In Señor, un brano del 1978, il violino dialoga con la chitarra pizzicata per narrare la storia di un incontro con un misterioso personaggio a cui porre domande sul senso della vita. Where Teatrops Fall è poi una ballad romantica, con arrangiamento orchestrale ed un suggestivo assolo. Altrettanto affascinante è Sacred Wheel, canzone originale di Scarlet già comparsa nel precedente EP All Of Me (2020). Già contenuta nel medesimo lavoro è pure Dust Bowl, composta a quattro mani con il produttore Tim Goodman e ispirata dal disastro ambientale delle tempeste di sabbia che colpì il Midwest negli anni ’30. Qui il violino rievoca polverose atmosfere country-western enfatizzate dalla presenza dell’armonica. La performance vocale di Scarlet, come ho avuto già modo di osservare altrove, è stata paragonata a quella di Johnny Cash o dello stesso Dylan in versione femminile.

Track list:

  1. Series Of Dreams
  2. Born In Time
  3. Señor
  4. When Teardrops Fall
  5. Sacred Wheel
  6. Dust Bowl

Amy Speace, cinquantaquattrenne originaria di Baltimora, ha registrato il suo quinto album There Used to Be Horses Here a Nashville in soli quattro giorni insieme al trio degli Orphan Brigade di Neilson Hubbard, Ben Glover e Joshua Britt in veste di collaboratori, co-autori e produttori. Hubbard, che è anche fotografo di talento, ha realizzato gli scatti dell’artwork ed il video della title track. Come quello di Gilkyson, anche questo è un disco a carattere intimista: è stato infatti concepito dalla cantautrice in seguito alla scomparsa del padre, con cui ella aveva un rapporto intenso e conflittuale.
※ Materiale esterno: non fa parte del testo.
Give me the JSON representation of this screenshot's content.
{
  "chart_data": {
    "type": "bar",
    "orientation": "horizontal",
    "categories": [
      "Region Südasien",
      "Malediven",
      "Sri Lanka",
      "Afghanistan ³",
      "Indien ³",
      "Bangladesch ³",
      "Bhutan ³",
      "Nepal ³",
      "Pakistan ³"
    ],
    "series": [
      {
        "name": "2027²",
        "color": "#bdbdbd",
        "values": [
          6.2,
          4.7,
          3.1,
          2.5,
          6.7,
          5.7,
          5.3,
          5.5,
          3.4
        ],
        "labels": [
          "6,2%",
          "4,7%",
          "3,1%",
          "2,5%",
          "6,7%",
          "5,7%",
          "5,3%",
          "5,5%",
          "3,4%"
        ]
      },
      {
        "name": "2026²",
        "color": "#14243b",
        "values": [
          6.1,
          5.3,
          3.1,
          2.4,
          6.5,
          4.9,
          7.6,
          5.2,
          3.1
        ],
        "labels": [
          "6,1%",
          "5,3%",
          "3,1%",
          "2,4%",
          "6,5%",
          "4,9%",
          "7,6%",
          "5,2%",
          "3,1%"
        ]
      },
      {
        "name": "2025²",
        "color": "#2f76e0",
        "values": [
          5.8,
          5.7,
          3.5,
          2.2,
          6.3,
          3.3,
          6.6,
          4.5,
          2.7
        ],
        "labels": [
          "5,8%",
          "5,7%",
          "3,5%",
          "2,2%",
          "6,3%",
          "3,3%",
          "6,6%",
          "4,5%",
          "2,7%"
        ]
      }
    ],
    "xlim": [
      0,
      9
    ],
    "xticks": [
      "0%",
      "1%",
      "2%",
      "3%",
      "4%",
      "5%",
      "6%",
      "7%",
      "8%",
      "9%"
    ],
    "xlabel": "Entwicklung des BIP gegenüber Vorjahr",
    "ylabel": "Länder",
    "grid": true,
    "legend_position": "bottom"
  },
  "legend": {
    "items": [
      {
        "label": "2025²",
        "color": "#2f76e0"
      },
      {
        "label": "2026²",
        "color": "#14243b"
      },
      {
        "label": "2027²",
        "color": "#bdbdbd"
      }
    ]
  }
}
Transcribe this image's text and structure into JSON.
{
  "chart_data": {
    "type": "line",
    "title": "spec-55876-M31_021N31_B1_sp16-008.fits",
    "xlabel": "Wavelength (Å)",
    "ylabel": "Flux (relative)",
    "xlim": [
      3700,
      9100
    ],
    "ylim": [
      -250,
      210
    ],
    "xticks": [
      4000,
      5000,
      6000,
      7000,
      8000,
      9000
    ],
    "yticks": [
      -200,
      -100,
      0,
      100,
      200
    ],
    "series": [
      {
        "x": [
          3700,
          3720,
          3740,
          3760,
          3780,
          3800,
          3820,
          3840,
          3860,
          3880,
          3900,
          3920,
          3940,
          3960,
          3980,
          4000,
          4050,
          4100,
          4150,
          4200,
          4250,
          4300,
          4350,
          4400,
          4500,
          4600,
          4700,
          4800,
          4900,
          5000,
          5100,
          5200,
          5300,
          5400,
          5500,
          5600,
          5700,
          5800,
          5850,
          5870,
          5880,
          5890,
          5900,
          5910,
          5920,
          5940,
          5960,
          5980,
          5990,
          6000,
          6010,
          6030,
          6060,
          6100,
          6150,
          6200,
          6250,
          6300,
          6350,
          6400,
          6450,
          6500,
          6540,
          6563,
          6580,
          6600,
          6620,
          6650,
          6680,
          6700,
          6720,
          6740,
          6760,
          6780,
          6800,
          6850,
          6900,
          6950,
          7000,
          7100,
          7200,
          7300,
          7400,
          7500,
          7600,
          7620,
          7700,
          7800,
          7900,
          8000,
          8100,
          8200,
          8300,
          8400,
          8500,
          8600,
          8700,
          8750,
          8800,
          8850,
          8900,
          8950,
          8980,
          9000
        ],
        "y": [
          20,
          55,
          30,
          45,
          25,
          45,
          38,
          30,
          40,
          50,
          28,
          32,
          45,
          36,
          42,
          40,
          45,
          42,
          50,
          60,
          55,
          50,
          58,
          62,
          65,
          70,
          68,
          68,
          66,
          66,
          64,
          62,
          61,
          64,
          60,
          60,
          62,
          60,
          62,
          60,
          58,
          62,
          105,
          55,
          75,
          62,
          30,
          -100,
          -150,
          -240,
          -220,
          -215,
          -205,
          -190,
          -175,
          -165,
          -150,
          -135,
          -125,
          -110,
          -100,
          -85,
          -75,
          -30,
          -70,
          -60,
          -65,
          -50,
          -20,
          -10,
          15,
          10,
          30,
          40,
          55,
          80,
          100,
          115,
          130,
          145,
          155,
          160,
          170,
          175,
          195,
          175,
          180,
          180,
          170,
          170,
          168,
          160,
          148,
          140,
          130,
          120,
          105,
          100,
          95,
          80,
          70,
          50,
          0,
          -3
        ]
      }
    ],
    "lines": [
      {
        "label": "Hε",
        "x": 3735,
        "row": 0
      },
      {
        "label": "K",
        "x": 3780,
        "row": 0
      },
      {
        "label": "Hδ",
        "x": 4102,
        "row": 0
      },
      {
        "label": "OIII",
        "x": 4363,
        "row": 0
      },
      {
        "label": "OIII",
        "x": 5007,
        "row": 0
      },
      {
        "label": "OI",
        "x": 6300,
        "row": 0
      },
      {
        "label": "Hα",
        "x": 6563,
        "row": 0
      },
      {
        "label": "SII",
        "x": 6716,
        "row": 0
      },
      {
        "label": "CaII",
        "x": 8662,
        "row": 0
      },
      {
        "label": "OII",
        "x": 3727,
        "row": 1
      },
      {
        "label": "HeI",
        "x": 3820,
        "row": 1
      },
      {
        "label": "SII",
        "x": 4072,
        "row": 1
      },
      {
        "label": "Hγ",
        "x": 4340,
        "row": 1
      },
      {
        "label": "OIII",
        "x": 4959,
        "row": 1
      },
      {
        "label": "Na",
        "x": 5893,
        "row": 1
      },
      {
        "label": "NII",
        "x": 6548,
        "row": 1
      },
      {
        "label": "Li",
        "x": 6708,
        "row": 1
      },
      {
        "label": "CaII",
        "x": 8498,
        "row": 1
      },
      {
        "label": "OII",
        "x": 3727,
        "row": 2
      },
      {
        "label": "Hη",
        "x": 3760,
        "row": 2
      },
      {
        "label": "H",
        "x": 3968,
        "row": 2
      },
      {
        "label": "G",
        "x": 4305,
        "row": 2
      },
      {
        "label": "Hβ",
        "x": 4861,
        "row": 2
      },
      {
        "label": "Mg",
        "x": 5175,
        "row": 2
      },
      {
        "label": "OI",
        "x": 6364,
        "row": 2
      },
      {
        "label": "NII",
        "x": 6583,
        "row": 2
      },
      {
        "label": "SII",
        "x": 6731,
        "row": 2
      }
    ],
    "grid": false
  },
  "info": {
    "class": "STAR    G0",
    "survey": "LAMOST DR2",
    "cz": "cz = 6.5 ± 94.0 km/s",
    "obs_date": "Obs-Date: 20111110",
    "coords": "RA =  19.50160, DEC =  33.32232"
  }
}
Il lutto è avvenuto nel 2019, un anno dopo la nascita del proprio figlio, dunque la composizione dell’album si pone a voler chiudere un ciclo di vita e morte. Le atmosfere musicali si reggono sulle sonorità acustiche di chitarre, mandolino, pianoforte e quartetto d’archi, con la bella voce di Amy come strumento principale. Undici brani, tutti pervasi dalla presenza del genitore, si susseguono come pagine di un diario al quale affidare pensieri ed emozioni. Si comincia con Down The Trail, in cui Amy rievoca i viaggi in macchina della sua infanzia con tutta la famiglia e, successivamente, le ultime parole del padre ormai prossimo alla dipartita:

Daughter, my heart is steady

Daughter, I’ve got to go

Daughter, my heart is ready

For that trail to take me home

Il bellissimo brano che dà il titolo all’album è anch’esso intriso di nostalgia, poiché fin dal titolo rimanda ad un passato ormai scomparso; l’autrice auspica che i cavalli, simbolo di libertà, abbiano trovato un posto adatto a loro:

There used to be horses here

When Dad had his house in the trees

Wherever they took them

I hope it’s a place they run free

In Father’s Day gli archi sottolineano l’intensità del ricordo di una foto scattata tanti anni prima e ritornano, intrecciandosi con il pianoforte, nella struggente Grief Is A Lonely Land e in Mother Is A Country. Estremamente pregevoli sono poi le armonie vocali in Hallelujah Train e River Rise. Il disco si chiude con una cover, Don’t let us get sick, dello scomparso Warren Zevon, che conclude il percorso sonoro e personale con atmosfere ariose e parole di buon auspicio.

Track list:

  1. Down The Trail
  2. There Used To Be Horses Here
  3. Hallelujah Train
  4. Father’s Day
  5. Grief Is A Lonely Land
  6. One Year
  7. Give Me Love
  8. River Rise
  9. Shotgun Hearts
  10. Mother Is A Country
  11. Don’t Let Us Get Sick

Le tre cantautrici, figure fondamentali nel panorama musicale statunitense, hanno realizzato altrettanti capolavori che trasporteranno gli ascoltatori nel loro universo personale, fatto di ricordi, di affascinanti paesaggi naturali, di sentimenti profondi, di voli di fantasia. Canzoni che guardano al passato, ma senza dimenticare uno sguardo di speranza rivolto al presente, e che mettono a nudo il cuore.